I say this is a paradox, because we also have Jesus' words in today's Gospel, "Not everyone who says to me, 'Lord, Lord,' will enter the kingdom of heaven, but only the one who does the will of my Father in heaven." This is paralleled by the words of St. James in his letter, "So faith by itself, if it has no works, is dead." [James 2:17] Even Jesus' words at the beginning of the parable show that acting on our faith in him is crucial. Isn't this what St. Paul means by "works?"

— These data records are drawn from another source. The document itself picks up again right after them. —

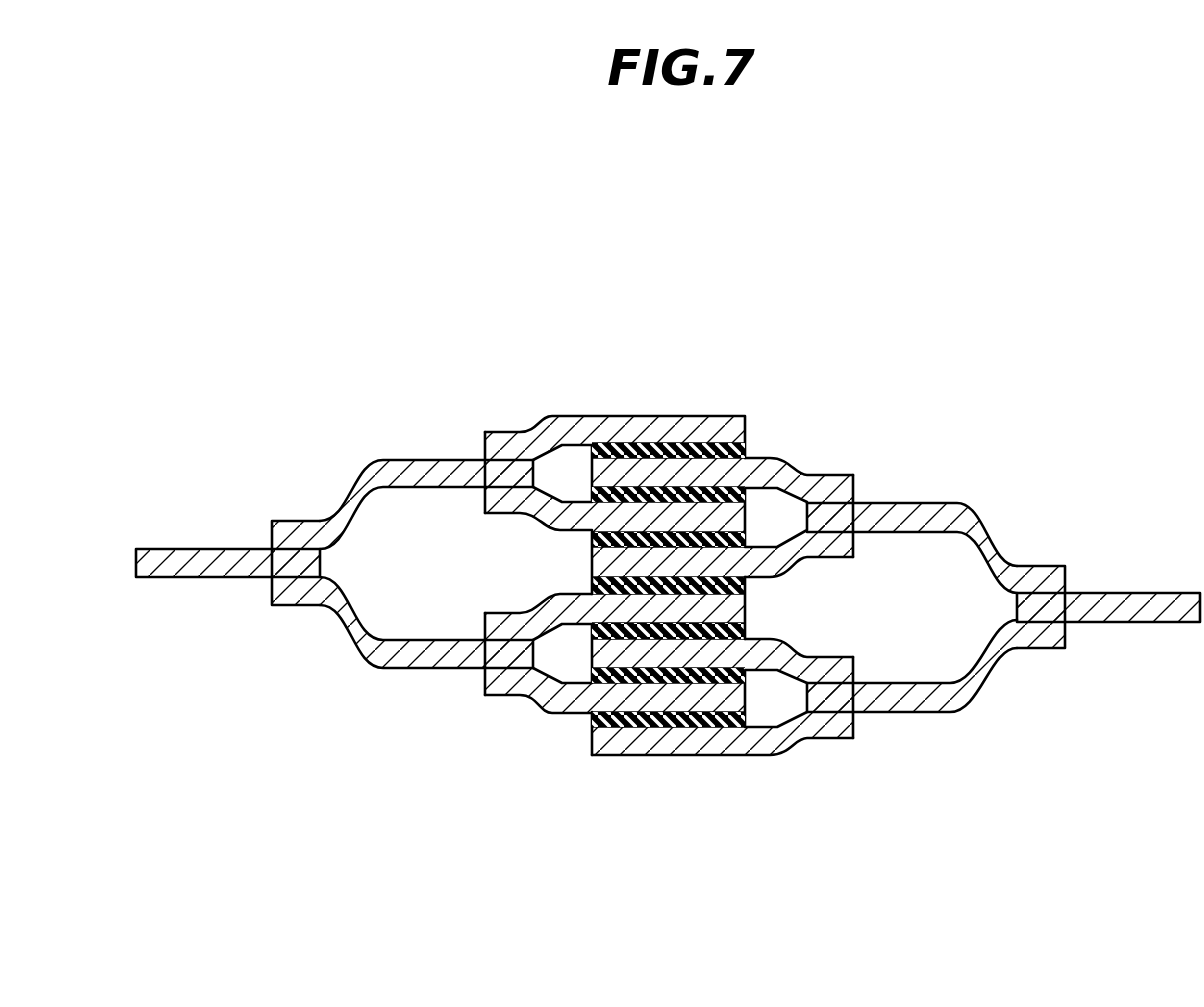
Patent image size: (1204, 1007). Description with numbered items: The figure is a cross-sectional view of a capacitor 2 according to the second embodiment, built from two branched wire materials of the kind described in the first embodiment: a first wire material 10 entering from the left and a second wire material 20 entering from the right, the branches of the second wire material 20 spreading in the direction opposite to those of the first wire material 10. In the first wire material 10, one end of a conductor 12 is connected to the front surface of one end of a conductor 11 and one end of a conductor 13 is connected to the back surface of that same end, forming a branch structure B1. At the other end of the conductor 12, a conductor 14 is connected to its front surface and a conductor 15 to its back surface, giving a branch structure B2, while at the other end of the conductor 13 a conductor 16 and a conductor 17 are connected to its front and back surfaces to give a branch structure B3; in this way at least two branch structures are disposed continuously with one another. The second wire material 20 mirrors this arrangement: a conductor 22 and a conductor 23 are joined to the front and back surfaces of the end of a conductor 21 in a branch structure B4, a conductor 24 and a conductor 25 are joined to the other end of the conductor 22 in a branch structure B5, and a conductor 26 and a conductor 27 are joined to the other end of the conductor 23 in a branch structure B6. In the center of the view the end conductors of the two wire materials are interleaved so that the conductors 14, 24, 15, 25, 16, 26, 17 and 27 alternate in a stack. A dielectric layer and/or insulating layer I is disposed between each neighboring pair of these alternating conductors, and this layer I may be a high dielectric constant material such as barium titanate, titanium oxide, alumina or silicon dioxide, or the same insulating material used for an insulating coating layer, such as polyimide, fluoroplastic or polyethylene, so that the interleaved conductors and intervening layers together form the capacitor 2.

The capacitor 2 is at (707, 216).
The first wire material 10 is at (462, 340).
The second wire material 20 is at (1079, 402).
The conductor 11 is at (198, 570).
The conductor 12 is at (400, 467).
The conductor 13 is at (413, 663).
The conductor 14 is at (651, 428).
The conductor 15 is at (549, 513).
The conductor 16 is at (529, 614).
The conductor 17 is at (580, 703).
The conductor 21 is at (1140, 603).
The conductor 22 is at (997, 530).
The conductor 23 is at (988, 668).
The conductor 24 is at (805, 480).
The conductor 25 is at (803, 553).
The conductor 26 is at (833, 665).
The conductor 27 is at (825, 732).
The dielectric layer and/or insulating layer I is at (731, 491).
The branch structure B1 is at (291, 490).
The branch structure B2 is at (541, 402).
The branch structure B3 is at (498, 728).
The branch structure B4 is at (1075, 546).
The branch structure B5 is at (892, 468).
The branch structure B6 is at (873, 752).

When St. Paul talks about works of the law, he's speaking about the Law of Moses, and specifically about such laws as circumcision and the dietary and purification laws. None of these laws can be found in the Decalogue. Indeed, the law of circumcision has a ritual, symbolic, cultural purpose1 , not a specifically moral one. The laws regarding diet and cleanliness do not specifically involve morality, they involve only freedom from disease. In other words, in certain cultural and technological contexts, they are necessary to the body, but they are not, under any circumstances, necessary to the soul. By contrast, the Decalogue has a specifically moral purpose. It is essential to obey the Ten Commandments. This, as Jesus made clear to the rich young man, is the bare minimum to doing the will of God. [Matt 19:17] St. Paul is not saying it's o.k. to break the Ten Commandments as long as we believe in Christ. What he is saying is that faith in the works will not save us. Only faith in Christ can save us. In other words, St. Paul's paradox goes vanishes if we recognize that he is not contrasting faith and words, so much as he is contrasting faith in Christ with faith in our own works. Only the former can save us. Indeed, in St. Paul's formulation of the dichotomy, it is clear that we cannot save ourselves by our own efforts. Unless our works are rooted in faith in Christ, our works are valueless. St. James gives us the flip side of this coin. Unless our works match our faith in Christ, our faith in Christ is valueless. Jesus' parable of the two houses, when we understand it, makes all of this clear.

We have no hope of understanding Jesus' parable if we do not begin with Pope Benedict's insight, that the rock is Christ, the Word of God.

  • 1Namely, identification with the Abrahamic/Mosaic Covenant.